También he vuelto a sentir hervir mi sangre al evocar aquella llamada de Fernando Buesa, invitándome a colocar una placa en la casa donde vivió, en Vitoria, el socialista Antonio Amat, sobre quien había yo escrito una novela. La llamada se produjo a mediados de febrero de 2000. ETA lo mató, junto a su escolta, una semana después. Los vecinos de la casa de Amat, atemorizados, se negaron inicialmente a colocar la placa, que ya quería ser también un homenaje al vicelehendakari asesinado. Porque eso, el miedo de tantos, el mío propio, ha sido el único logro de quienes querían sembrar el terror.
Sin duda, la historia de ETA hay que escribirla algún día no a través de los que fueron sus desalmados dirigentes, sino a través de sus víctimas, persona a persona, caso por caso. Jamás olvidaré tampoco aquella mañana de febrero de 1996 en la que habíamos acudido a hacer nuestro programa de radio en San Sebastián y, en una comandancia de la Ertzaintza, nos comunicaron que acababa de producirse el asesinato de Fernando Múgica, hermano de mi gran amigo Enrique. Fue un día tristísimo, de vendaval y tempestades.

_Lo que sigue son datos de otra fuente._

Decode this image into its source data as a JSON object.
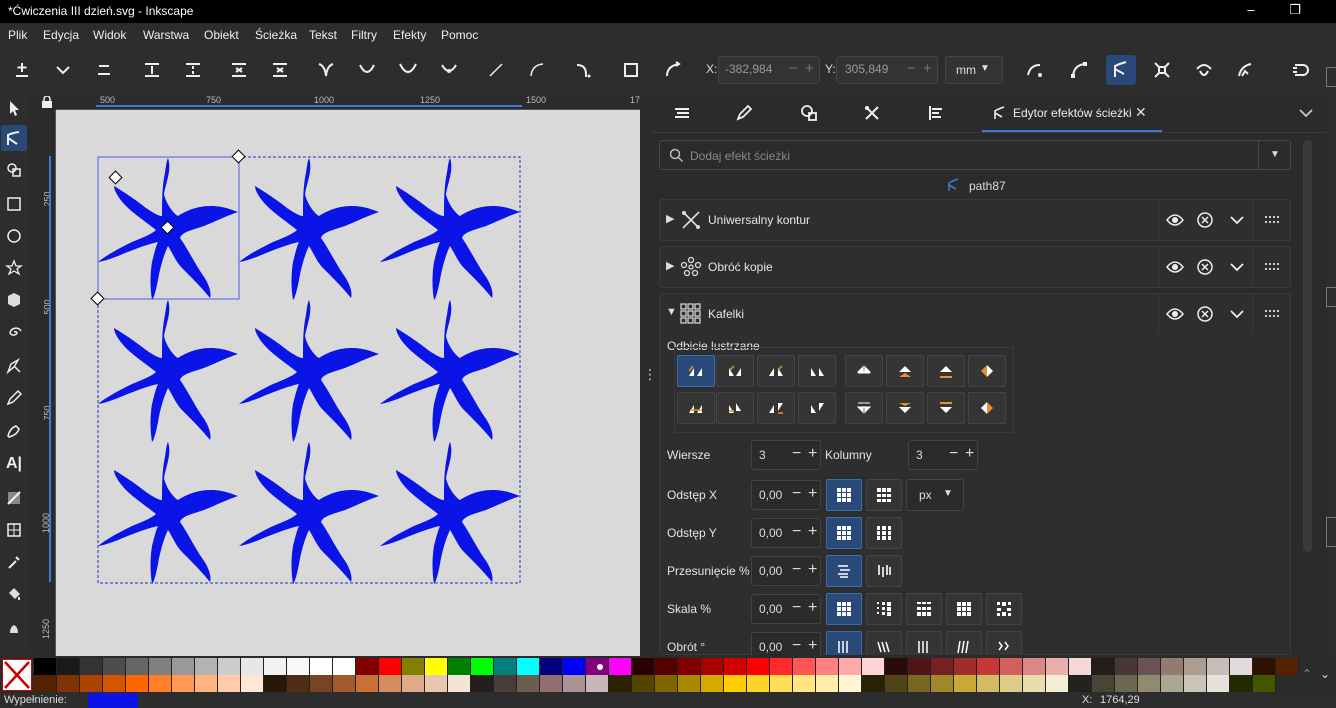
{
  "window": {
    "title": "*Ćwiczenia III dzień.svg - Inkscape"
  },
  "menu": [
    "Plik",
    "Edycja",
    "Widok",
    "Warstwa",
    "Obiekt",
    "Ścieżka",
    "Tekst",
    "Filtry",
    "Efekty",
    "Pomoc"
  ],
  "toolbar": {
    "x_label": "X:",
    "x_value": "-382,984",
    "y_label": "Y:",
    "y_value": "305,849",
    "unit": "mm"
  },
  "ruler": {
    "h_labels": [
      "500",
      "750",
      "1000",
      "1250",
      "1500",
      "17"
    ],
    "v_labels": [
      "250",
      "500",
      "750",
      "1000",
      "1250"
    ]
  },
  "dock": {
    "active_tab": "Edytor efektów ścieżki",
    "search_placeholder": "Dodaj efekt ścieżki",
    "path_name": "path87",
    "effects": [
      "Uniwersalny kontur",
      "Obróć kopie",
      "Kafelki"
    ],
    "mirror_label": "Odbicie lustrzane",
    "rows_label": "Wiersze",
    "rows_value": "3",
    "cols_label": "Kolumny",
    "cols_value": "3",
    "gapx_label": "Odstęp X",
    "gapx_value": "0,00",
    "gapy_label": "Odstęp Y",
    "gapy_value": "0,00",
    "offset_label": "Przesunięcie %",
    "offset_value": "0,00",
    "scale_label": "Skala %",
    "scale_value": "0,00",
    "rotate_label": "Obrót °",
    "rotate_value": "0,00",
    "unit": "px"
  },
  "status": {
    "fill_label": "Wypełnienie:",
    "x_label": "X:",
    "x_value": "1764,29"
  },
  "colors": {
    "accent": "#294a78",
    "shape": "#0a14e6",
    "page": "#d9d9d9"
  }
}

No habría aquí, desde luego, espacio para tantas historias de héroes. Pero hoy, cuando ETA trata de glorificar su desaparición, no he podido evitar dedicar dos horas, nada más y nada menos que dos horas -merecen, claro, mucho más-, a este particular homenaje a nuestros caídos. Hipercor, el cuartel de Zaragoza, las imágenes horribles de los muertos -menos mal que pronto dejamos todos de publicarlas-, me han golpeado mucho más de lo que esperaba. Ellos, sus familias, sus cercanos, sí que han sufrido de verdad, mucho más que aquellos que experimentamos en algún momento el sobresalto tras el anuncio de alguien de Interior, que nos decía que estábamos siendo seguidos por los fanáticos.
No, hoy no es el día de andarse con victimismos ni relatos personales, ni de preguntarse por las muchas incógnitas que, incluyendo el paradero de Josu Ternera y su participación en aquellas negociaciones 'de paz', siembran de restos de misterio el largo, excesivamente largo, proceso que nos ha traído hasta aquí. Pido que esa gloriosa lista, dos horas para leerla completa, figure para siempre en algunas paredes prestigiosas. Y, desde luego, en nuestros corazones y en nuestros cerebros. Nunca más otro nombre ha de añadirse a la lista del horror.